Schema chain getLayerCount() Kinds (outer → inner)
optional double x 0
optional struct { ... int x } 1 STRUCT
list<int> 1 REPEATED
map<string, int> 1 REPEATED
list<list<int>> 2 REPEATED, REPEATED
optional struct { list<int> } 2 STRUCT, REPEATED
list<optional struct { ... }> 2 REPEATED, STRUCT
optional struct { map<string, int> } 2 STRUCT, REPEATED

Maps report as REPEATED — the layer enum does not distinguish map-shape from list-shape; consult getColumnSchema() if you need that distinction.

Counts at each layer

Every per-layer buffer is sized to count(k), defined recursively:

  • count(0) == getRecordCount()
  • For k > 0: count(k) equals count(k-1) if layer k-1 is STRUCT, or getLayerOffsets(k-1)[count(k-1)] (the trailing sentinel) if layer k-1 is REPEATED.

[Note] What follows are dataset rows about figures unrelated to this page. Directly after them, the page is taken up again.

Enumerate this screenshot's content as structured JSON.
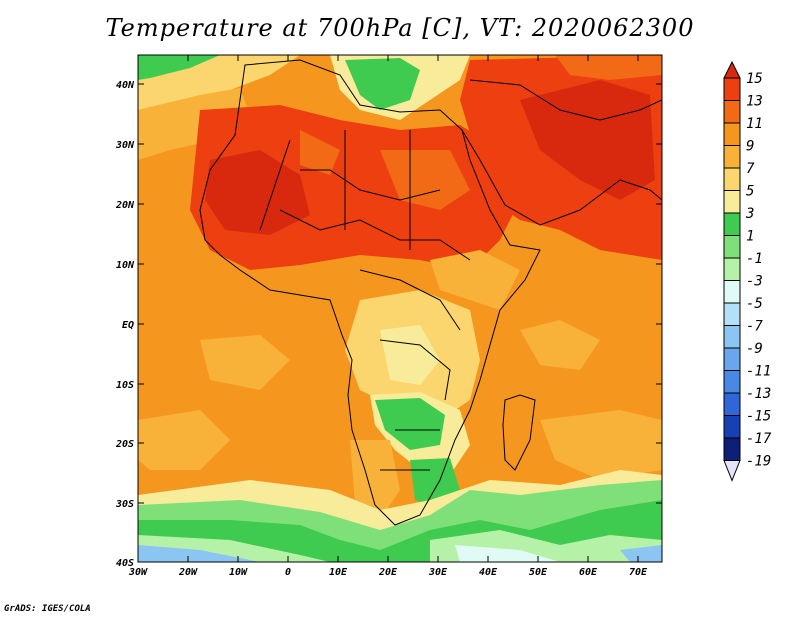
{
  "title": "Temperature at 700hPa [C], VT: 2020062300",
  "credit": "GrADS: IGES/COLA",
  "lat_ticks": [
    "40N",
    "30N",
    "20N",
    "10N",
    "EQ",
    "10S",
    "20S",
    "30S",
    "40S"
  ],
  "lon_ticks": [
    "30W",
    "20W",
    "10W",
    "0",
    "10E",
    "20E",
    "30E",
    "40E",
    "50E",
    "60E",
    "70E"
  ],
  "colorbar": {
    "labels": [
      "15",
      "13",
      "11",
      "9",
      "7",
      "5",
      "3",
      "1",
      "-1",
      "-3",
      "-5",
      "-7",
      "-9",
      "-11",
      "-13",
      "-15",
      "-17",
      "-19"
    ],
    "colors": [
      "#d8290e",
      "#ee3f10",
      "#f26a16",
      "#f5961f",
      "#f8b23a",
      "#fbd56e",
      "#f8ec9b",
      "#3ecb4f",
      "#7fe07a",
      "#b5f2a8",
      "#e0fbf6",
      "#b0e1f8",
      "#8bc5f2",
      "#6aa6ec",
      "#4a88e6",
      "#2f66d8",
      "#1640b4",
      "#0d2078",
      "#e7e2fb"
    ]
  }
}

The leaf array itself follows the same rule one step past the innermost layer, so getValueCount() matches count(layerCount). Deeper nestings extend the same chain: at depth N you walk getLayerOffsets(0) through getLayerOffsets(N - 1), checking getLayerValidity(k) (and, for REPEATED layers, the zero-length offsets diff that flags an empty container) at each step before descending.